Ingredients:

  • 5 lb Beef (Flank, Skirt, or Sirloin), sliced thinly against the grain
  • 1 Tbsp Low-Sodium Soy Sauce (for marinade)
  • 1/2 tsp Baking Soda
  • 1 Tbsp Cornstarch
  • 1 Tbsp Neutral Oil (for marinade)
  • 1 cup Beef or Chicken Stock (Low sodium)
  • 1 Tbsp Dark Soy Sauce
  • 2 Tbsp Low-Sodium Soy Sauce (for sauce)
  • 3 Tbsp Oyster Sauce
  • 1 Tbsp Brown Sugar
  • 1 tsp Sesame Oil
  • 1 tsp Rice Vinegar
  • 4 cups Broccoli Florets
  • 1 Tbsp Fresh Ginger, finely minced
  • 3 cloves Garlic, finely minced
  • 4 Tbsp Neutral Oil, divided for searing
  • 1 Tbsp cornstarch mixed with 2 Tbsp cold water (Cornstarch Slurry)

Instructions:

  1. Prep the Beef: Slice the beef thinly against the grain.
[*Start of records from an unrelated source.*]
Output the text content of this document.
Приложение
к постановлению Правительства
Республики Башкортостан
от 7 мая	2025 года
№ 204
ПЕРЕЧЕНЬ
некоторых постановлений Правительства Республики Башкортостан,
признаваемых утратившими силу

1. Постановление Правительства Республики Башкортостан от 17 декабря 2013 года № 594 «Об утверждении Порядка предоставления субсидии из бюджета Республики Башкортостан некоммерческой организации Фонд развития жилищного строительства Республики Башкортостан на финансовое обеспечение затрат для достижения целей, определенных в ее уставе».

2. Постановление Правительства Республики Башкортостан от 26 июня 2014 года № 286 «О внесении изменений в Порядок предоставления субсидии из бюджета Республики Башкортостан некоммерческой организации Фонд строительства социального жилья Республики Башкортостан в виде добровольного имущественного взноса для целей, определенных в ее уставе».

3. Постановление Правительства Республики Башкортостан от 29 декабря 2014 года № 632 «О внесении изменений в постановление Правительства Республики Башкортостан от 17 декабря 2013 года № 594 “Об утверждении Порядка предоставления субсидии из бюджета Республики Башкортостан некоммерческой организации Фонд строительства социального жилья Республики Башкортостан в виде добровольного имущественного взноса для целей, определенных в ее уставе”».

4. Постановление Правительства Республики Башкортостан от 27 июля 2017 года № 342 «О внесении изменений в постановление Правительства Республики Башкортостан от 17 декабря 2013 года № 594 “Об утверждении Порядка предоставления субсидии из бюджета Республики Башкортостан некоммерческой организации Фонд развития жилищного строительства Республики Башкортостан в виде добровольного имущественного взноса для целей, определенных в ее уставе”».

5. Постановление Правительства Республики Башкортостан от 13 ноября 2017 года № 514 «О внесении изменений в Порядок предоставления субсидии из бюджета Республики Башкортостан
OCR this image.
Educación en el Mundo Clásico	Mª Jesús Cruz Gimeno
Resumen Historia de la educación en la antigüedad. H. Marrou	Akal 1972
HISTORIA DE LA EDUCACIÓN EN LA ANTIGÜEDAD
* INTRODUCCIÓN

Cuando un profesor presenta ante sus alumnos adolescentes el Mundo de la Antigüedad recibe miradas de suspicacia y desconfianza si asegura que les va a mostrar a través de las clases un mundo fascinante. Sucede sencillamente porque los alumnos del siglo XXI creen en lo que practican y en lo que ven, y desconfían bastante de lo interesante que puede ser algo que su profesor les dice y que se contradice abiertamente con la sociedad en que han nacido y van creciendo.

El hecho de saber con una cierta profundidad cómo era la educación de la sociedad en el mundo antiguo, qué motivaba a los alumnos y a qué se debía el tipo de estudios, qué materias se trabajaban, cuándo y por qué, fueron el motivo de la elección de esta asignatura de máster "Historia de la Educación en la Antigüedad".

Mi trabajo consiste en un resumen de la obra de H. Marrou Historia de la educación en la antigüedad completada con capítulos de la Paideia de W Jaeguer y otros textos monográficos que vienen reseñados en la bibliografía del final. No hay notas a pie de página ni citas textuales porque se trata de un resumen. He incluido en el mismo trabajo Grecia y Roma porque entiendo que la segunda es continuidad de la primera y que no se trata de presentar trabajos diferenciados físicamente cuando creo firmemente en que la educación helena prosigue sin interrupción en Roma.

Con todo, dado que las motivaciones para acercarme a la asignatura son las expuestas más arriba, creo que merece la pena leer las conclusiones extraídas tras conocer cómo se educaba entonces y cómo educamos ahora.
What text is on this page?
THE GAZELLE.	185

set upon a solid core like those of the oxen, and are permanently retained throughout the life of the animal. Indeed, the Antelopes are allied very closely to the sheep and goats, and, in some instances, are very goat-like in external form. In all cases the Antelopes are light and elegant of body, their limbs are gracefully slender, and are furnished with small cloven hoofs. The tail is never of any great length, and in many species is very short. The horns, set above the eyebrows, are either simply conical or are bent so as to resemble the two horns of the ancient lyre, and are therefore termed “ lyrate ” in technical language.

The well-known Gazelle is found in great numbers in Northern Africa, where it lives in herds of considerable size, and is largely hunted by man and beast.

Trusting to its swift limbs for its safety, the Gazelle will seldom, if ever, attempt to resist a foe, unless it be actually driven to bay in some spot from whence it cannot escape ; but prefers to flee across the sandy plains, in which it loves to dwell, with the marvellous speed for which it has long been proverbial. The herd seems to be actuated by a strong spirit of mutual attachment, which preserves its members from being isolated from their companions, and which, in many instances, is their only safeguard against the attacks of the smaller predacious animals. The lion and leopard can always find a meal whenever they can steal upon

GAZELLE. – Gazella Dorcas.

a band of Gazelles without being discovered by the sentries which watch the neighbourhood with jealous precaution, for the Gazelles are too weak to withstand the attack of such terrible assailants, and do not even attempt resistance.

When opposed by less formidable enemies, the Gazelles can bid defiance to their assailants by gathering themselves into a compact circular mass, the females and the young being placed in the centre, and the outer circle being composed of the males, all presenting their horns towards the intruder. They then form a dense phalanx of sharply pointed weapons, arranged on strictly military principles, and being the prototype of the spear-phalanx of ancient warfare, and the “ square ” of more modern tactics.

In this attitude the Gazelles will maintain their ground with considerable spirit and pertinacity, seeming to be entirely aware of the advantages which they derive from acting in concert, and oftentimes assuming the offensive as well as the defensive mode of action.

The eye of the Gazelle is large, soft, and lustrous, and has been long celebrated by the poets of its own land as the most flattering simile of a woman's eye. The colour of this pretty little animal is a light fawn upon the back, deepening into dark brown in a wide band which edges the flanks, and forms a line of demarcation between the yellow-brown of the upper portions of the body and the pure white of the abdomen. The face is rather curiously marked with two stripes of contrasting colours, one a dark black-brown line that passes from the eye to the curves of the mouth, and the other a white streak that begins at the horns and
Pat dry thoroughly with kitchen roll.
  2. Marinate (Velvet): In a bowl, combine the sliced beef with the velveting marinade ingredients (1 Tbsp Soy, Baking Soda, Cornstarch, and 1 Tbsp Oil). Mix well until the starch is fully absorbed.
  3. Chill: Cover the beef and refrigerate for a minimum of 30 minutes.
  4. Prepare Sauce & Veg: Whisk all remaining Sauce ingredients (Stock, Dark Soy, Low-Sodium Soy, Oyster Sauce, Brown Sugar, Sesame Oil, and Rice Vinegar) in a separate bowl. Set aside. Prepare the Cornstarch Slurry.
  5. Blanch the Broccoli: Bring a large pot of lightly salted water to a boil. Add the broccoli florets and cook for 1.5 to 2 minutes until tender-crisp. Immediately drain and plunge into an ice bath to stop the cooking. Drain well.
  6. Sear the Beef (In Batches): Heat 2 Tbsp of neutral oil in the wok until smoking hot. Add half the marinated beef (do not overcrowd the pan). Stir-fry quickly for 60–90 seconds until browned. Remove the beef immediately with a spider strainer and set aside. Repeat with the remaining oil and beef.
  7. Sauté Aromatics: Add any remaining oil to the wok. Lower the heat slightly and add the minced ginger and garlic. Stir-fry for about 30 seconds until fragrant.
  8. Thicken the Sauce: Pour the prepared Sauce mixture into the wok. Bring to a rapid simmer. Whisk the cornstarch slurry and slowly drizzle it into the simmering sauce, stirring constantly until the sauce thickens and becomes glossy, approximately 30–60 seconds.
  9. Combine: Return the seared beef and the blanched broccoli to the wok.
  10. Toss and Serve: Toss everything gently for about 30 seconds to coat the beef and broccoli evenly with the sauce. Remove from the heat immediately and serve piping hot.